Monday, 28 June 2010

Wembley Stadium's pitch consultants resign

The pitch consultants in charge of the playing surface at Wembley Stadium have resigned.

The news was confirmed on Wednesday after almost constant complaints about the playing surface since it was first laid.

The pitch has performed poorly on almost every major occasion for which it has been used, with recent major finals marred by the players slipping and the surface cutting up far too easily.

The Sports Turf Research Institute (STRI) confirmed that they would be stepping down from the role at the end of June after being responsible for the surface for the last 13 months.

"We have had many constructive and positive discussions with Wembley over the last few weeks on what would be the best way forward to make significant improvements to the pitch," said Gordon MacKillop, chief exective of STRI.

"In relation to this STRI presented an alternative strategy for 2010 to change the construction of the pitch, which Wembley agreed was the best way forward and is now proceeding with this.

"We are pleased that Wembley has adopted our proposed strategy which should see improvements to the pitch during 2010. This new structure of pitch does not require the previous level of research and consultancy from the STRI team and, therefore, we feel it is the right time to resign."

Sunday, 27 June 2010

Wembley Stadium this time history repeats for Germany benefits

The World Cup most bizarre moment carries such significance because of its eerie similarity to a 44 year old memory that has divided the two countries ever since.

In World Cup histior Frank Lampard’s disallowed goal in the 38th minute of unfairness.
Yet German fans will point to the 1966 World Cup final at London’s Wembley Stadium, when England won the trophy by beating West Germany thanks to a hotly disputed goal from Geoff Hurst on a similar play.
So what happened in 1966?
Eleven minutes into extra time and with the score tied at 2-2, Hurst collected Alan Ball’s cross, swiveled and smacked a shot against the crossbar.

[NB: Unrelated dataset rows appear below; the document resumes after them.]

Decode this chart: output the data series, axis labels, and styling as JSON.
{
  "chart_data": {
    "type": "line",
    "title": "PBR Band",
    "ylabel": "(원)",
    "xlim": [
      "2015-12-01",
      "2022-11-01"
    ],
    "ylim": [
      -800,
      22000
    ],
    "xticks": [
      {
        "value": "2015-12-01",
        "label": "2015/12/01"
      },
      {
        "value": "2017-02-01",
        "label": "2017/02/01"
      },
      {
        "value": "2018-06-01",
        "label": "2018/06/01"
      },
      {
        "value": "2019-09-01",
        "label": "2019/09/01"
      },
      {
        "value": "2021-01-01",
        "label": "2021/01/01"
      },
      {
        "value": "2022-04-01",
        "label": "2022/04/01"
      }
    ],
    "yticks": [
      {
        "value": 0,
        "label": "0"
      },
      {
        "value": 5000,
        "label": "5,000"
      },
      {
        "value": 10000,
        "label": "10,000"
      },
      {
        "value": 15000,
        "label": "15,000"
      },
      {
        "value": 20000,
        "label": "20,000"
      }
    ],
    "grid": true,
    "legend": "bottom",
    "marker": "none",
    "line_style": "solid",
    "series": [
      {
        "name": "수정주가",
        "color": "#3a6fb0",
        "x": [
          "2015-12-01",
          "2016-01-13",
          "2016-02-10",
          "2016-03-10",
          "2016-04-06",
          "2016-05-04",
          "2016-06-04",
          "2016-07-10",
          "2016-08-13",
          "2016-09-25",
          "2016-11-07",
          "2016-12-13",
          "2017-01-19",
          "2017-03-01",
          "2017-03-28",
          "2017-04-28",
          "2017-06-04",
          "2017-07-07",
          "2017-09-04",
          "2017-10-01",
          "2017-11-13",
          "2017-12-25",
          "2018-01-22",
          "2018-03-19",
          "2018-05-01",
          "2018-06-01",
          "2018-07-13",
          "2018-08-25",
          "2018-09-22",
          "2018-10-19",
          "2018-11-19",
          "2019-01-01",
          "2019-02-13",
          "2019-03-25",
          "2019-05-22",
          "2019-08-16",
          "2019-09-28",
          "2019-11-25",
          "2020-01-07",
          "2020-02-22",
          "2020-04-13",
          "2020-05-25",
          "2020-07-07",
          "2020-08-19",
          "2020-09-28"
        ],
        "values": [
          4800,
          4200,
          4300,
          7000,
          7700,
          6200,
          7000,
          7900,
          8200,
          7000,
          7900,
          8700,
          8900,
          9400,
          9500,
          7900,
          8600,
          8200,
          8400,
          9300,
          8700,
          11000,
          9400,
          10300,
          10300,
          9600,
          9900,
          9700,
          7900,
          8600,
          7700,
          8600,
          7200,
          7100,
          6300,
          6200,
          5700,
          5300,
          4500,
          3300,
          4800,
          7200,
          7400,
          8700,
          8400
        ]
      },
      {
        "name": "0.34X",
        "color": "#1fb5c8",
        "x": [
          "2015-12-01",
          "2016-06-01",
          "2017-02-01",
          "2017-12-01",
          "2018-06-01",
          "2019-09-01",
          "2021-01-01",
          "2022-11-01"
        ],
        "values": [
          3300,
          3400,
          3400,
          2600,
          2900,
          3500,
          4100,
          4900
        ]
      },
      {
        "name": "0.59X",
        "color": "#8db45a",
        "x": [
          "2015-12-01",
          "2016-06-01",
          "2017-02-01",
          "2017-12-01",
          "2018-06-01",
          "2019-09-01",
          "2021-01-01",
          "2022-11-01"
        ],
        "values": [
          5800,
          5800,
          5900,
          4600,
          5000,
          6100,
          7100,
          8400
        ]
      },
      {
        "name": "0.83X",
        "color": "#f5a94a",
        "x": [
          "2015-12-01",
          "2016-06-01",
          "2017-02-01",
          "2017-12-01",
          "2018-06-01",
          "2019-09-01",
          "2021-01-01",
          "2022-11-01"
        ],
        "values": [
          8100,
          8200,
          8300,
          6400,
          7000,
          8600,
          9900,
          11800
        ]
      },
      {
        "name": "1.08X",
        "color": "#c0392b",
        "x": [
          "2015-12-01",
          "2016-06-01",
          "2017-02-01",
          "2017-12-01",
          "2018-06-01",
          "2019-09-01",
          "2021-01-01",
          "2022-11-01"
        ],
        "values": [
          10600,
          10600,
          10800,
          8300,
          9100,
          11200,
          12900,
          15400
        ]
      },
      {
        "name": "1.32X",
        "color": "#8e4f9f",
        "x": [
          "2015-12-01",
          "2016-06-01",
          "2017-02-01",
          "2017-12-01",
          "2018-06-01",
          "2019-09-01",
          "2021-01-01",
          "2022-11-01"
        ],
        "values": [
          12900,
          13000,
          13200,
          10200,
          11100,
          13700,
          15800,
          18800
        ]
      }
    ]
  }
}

The ball hit the underside of the bar and bounced downward toward the line.
England players celebrated and after a long consultation with his assistant, Swiss referee Gottfried Dienst awarded the goal. Television footage appeared to show that the ball had not fully crossed the line, as it must do to be allowed. England went on to win 4-2.
Years later, a study conducted by experts from Oxford University concluded that the goal should not have counted. German fans have never forgotten the incident that led to England’s only World Cup victory.
Lampard began his career at West Ham, the same London club where Hurst and several members of the England team played their club soccer.